As US envoy visits, Mideast struggles

Two attacks Sunday complicate Anthony Zinni's delicate Mideast mission.

US mediator Anthony Zinni has arrived in the Middle East with a new approach, but it is not producing immediate results.

As violence flared yet again yesterday, a Western diplomat involved in the negotiations said the two sides were "stuck" over how the Israelis should withdraw their forces from Palestinian areas and how the two sides can complement cease-fire talks with a discussion about an overall settlement of their differences.

In Gaza – where a massive crowd yesterday buried a woman, her three children, and a nephew killed on Friday in an explosion each side attributes to the other – people were not optimistic about Mr. Zinni's chances.

"If there's no political solution there will be no security, and that is the problem with Zinni," said Col. Abu Ibrahim Al Awawdeh of the Palestinian Preventive Security service, a force created in part to prevent attacks against Israelis.

Israelis, too, were doubtful, with senior officials registering dismay at two attacks yesterday, a suicide bombing in a Jerusalem suburb and a shooting rampage in the town of Kfar Saba north of Tel Aviv.

"Israel has offered a cease-fire, pulled back most of its forces in good faith, and this seems to be the answer Israel is receiving," Dore Gold, an adviser to Prime Minister Ariel Sharon, told The Associated Press.

After a week of large-scale invasions of Palestinian areas in the West Bank, the largest of such operations since the 1967 Arab-Israeli War, Israeli forces have indeed withdrawn considerably from the positions they held last week.

But yesterday Israeli troops advanced farther into Bethlehem, a town under full Palestinian control, and they remain in the next-door town of Beit Jala, which is also nominally under the control of the Palestinian Authority.

Negotiating the withdrawal of these troops, as well as others in Palestinian areas, is complicating Zinni's mission. Echoing a Palestinian demand for a full pullback before the commencement of cease-fire talks, US officials have demanded that Mr. Sharon comply.

But the Western diplomat, who spoke on condition of anonymity, said the Israelis were refusing to pull back completely without guarantees from the Palestinian Authority that it would step in to those areas to protect Israel's security. Working out such arrangements amounts to a resumption of security talks, something the Palestinians refuse to do unless there is a complete withdrawal without concomitant political discussions.
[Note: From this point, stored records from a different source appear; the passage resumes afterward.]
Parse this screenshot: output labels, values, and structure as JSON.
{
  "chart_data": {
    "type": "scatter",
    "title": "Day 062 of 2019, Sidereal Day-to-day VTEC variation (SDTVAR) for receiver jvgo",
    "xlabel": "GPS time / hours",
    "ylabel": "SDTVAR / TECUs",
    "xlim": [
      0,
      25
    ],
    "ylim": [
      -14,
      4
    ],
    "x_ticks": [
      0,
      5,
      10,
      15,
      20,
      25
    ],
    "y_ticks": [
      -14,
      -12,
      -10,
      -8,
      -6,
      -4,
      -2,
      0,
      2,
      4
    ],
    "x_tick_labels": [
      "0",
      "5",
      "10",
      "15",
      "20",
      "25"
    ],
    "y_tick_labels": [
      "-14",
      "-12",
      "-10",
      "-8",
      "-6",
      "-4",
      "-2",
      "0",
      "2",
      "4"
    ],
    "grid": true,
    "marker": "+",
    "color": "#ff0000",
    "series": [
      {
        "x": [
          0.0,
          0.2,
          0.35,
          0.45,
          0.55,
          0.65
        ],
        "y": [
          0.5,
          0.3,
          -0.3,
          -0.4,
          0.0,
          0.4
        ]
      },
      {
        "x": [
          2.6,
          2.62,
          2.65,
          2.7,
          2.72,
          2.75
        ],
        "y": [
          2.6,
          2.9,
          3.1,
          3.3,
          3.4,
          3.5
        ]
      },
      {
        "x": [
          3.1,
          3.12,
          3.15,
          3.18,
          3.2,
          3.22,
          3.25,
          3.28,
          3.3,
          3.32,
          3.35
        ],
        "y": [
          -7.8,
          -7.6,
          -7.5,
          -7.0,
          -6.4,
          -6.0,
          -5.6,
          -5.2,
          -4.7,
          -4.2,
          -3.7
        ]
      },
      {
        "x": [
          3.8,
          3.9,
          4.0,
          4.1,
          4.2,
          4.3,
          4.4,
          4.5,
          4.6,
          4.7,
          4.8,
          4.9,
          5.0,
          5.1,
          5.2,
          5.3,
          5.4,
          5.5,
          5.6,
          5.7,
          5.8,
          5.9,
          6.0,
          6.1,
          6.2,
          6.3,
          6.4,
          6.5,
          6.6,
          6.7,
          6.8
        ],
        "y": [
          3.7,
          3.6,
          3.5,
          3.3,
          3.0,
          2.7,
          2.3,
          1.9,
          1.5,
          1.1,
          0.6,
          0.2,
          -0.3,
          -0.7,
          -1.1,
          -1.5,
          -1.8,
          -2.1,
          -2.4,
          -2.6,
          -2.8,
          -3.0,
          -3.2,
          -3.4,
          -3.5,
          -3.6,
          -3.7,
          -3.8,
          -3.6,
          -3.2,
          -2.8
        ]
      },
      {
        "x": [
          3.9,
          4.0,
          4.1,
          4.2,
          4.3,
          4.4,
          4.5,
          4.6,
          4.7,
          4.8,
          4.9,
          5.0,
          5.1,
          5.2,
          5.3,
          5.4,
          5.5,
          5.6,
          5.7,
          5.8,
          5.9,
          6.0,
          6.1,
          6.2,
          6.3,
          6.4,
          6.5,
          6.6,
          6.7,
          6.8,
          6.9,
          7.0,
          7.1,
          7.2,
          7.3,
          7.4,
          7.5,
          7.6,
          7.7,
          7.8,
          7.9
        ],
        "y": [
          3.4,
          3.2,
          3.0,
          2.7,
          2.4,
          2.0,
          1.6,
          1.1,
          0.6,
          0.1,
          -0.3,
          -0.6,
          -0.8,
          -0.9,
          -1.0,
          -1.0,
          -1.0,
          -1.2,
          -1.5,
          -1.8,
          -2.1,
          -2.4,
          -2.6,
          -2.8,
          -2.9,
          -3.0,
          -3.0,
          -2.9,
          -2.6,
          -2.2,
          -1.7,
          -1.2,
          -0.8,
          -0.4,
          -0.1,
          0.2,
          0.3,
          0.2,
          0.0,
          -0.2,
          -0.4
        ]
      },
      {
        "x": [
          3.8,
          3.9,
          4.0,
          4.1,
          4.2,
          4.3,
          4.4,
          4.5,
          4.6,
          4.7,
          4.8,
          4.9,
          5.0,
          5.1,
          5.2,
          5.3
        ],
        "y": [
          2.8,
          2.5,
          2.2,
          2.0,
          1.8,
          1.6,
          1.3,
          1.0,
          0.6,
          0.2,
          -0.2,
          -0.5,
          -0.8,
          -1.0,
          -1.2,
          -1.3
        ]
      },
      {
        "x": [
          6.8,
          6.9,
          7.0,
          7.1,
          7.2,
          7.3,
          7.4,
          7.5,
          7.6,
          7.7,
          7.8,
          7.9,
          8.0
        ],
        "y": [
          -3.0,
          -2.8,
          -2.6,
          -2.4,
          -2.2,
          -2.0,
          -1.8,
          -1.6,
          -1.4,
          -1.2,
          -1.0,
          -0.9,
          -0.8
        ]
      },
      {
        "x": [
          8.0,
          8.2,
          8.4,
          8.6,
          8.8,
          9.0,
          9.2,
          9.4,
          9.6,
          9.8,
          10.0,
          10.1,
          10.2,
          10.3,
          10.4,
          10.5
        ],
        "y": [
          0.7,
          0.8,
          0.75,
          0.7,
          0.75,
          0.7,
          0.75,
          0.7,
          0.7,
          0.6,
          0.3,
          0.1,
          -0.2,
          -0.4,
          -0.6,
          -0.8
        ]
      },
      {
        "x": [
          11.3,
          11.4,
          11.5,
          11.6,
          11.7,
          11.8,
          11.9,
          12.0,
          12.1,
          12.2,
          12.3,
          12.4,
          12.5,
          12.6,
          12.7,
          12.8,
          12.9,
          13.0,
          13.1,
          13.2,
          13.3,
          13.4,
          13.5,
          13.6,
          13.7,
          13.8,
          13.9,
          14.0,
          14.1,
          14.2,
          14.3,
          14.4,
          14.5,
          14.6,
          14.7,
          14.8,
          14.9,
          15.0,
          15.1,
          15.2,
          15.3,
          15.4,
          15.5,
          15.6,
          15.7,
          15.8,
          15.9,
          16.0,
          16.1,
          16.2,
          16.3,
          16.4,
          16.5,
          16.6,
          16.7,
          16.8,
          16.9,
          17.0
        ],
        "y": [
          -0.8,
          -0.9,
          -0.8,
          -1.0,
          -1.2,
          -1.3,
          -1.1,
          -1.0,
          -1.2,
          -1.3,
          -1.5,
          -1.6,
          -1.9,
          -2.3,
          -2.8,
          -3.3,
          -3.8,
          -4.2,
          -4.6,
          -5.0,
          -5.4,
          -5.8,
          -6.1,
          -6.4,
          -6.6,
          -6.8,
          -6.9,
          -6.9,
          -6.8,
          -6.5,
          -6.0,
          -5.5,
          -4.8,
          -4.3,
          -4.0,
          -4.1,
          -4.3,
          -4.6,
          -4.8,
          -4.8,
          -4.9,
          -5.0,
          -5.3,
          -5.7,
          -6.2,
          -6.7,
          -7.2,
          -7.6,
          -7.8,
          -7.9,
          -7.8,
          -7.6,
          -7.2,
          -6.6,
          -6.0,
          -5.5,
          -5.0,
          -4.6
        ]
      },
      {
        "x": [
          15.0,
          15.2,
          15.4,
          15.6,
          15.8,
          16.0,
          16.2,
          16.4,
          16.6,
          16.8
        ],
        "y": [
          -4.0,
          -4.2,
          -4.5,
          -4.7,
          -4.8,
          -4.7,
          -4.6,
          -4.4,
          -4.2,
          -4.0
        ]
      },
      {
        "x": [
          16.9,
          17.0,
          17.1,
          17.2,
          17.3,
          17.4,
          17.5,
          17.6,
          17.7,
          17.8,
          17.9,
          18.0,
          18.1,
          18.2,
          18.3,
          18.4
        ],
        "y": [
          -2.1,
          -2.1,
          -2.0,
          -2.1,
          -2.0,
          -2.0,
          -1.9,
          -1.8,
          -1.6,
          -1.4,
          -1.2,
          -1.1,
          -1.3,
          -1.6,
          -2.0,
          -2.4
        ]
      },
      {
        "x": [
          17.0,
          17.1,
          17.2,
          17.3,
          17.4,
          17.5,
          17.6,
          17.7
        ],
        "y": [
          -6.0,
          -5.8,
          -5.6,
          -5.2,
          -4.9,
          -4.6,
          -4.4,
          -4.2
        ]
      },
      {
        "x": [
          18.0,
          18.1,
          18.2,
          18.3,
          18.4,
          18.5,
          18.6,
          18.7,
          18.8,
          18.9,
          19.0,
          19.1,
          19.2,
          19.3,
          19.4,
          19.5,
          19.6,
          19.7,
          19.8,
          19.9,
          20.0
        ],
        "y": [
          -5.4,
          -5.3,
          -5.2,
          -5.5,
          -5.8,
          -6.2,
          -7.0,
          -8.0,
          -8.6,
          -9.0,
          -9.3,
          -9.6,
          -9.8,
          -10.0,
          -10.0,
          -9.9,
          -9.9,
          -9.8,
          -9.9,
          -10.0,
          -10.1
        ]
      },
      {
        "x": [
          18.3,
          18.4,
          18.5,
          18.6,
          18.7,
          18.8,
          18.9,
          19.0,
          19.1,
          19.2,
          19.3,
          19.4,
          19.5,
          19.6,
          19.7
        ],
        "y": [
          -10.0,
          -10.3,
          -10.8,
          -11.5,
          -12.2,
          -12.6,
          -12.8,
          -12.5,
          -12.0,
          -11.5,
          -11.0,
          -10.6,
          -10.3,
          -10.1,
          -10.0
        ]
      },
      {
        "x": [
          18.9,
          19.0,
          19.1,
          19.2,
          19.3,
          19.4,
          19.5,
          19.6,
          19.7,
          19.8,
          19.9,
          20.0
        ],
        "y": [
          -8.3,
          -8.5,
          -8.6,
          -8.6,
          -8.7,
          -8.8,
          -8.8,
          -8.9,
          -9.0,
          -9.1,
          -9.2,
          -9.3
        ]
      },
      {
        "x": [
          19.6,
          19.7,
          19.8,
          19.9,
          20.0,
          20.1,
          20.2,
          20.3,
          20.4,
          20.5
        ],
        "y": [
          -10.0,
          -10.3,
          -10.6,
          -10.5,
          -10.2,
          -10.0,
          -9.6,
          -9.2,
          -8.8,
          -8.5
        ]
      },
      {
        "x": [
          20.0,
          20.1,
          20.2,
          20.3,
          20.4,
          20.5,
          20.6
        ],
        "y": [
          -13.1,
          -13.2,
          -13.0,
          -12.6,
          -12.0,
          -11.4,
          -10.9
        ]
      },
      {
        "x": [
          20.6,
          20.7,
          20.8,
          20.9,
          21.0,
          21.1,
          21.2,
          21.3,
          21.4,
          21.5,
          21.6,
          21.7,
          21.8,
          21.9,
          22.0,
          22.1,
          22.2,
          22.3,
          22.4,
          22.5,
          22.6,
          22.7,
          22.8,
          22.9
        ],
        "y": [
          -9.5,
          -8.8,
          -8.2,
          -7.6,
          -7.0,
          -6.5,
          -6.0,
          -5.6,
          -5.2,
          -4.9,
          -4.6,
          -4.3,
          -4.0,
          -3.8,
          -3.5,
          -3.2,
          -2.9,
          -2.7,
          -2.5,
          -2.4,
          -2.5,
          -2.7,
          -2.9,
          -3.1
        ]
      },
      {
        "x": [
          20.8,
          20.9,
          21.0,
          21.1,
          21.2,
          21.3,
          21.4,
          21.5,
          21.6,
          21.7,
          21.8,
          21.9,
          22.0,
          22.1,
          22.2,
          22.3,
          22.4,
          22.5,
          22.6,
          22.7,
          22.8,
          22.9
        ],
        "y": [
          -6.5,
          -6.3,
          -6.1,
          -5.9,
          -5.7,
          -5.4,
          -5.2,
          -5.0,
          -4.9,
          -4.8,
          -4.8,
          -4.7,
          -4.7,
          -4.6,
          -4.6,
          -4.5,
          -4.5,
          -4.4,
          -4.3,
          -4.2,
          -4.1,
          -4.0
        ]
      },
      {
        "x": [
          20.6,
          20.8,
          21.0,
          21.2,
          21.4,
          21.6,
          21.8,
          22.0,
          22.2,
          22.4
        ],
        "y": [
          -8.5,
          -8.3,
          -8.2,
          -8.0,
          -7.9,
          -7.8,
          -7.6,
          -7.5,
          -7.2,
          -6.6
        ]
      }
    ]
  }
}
These conditions, in turn, pose complications for the Israelis. In another significant gesture to Zinni, the Israelis have agreed to engage in some sort of political discussions – a step that until now the Israeli leader has said he would not take until the Palestinians stopped their attacks against Israelis. Sharon faces political pressure not to talk peace with the Palestinians until he fulfills an overdue campaign promise to restore Israelis' sense of security. At the same time, the alarming level of Israeli-Palestinian violence has prompted the Bush administration to take an unusually active role in efforts to calm things down.

Still, the complications are not stopping Palestinians from celebrating what they see as an improvement in Zinni's approach. During two earlier Zinni missions, according to diplomats involved in the discussions, the retired Marine general concentrated largely on pressuring the Palestinians to implement a cease-fire. He did not appear to have the leeway to pressure Sharon to make concessions.

That onesidedness seems to have changed, says Nabil Shaath, a Palestinian cabinet minister. "I see real pressure for the pullout and for the implementation of the Tenet [cease-fire plan] and for restarting political talks – for restarting the peace process," he says.

But even if Zinni can resurrect negotiations between Israel and the Palestinian Authority, it is an increasingly open question whether militant Palestinian groups will go along with it.

Marwan Barghouti, a leading Palestinian politician who has been a strident advocate of using force to pressure the Israelis toward compromise, sees no reason to desist from this tactic. Even if the Israelis do pull out of Palestinian-controlled areas, says Mr. Barghouti, "Palestinian military resistance will continue."

There is skepticism among Palestinians over the true motives behind Zinni's mission. No one here has overlooked the travels of another senior US official – Vice President Dick Cheney – who is in the Middle East to win Arab support for a possible US move against Iraqi President Saddam Hussein. As Colonel Al-Awawdeh said from a mourning tent in Gaza, "Zinni came to the area to make it easier for the United States to attack Iraq."

• Ben Lynfield contributed to this report from Bureij refugee camp, in Gaza.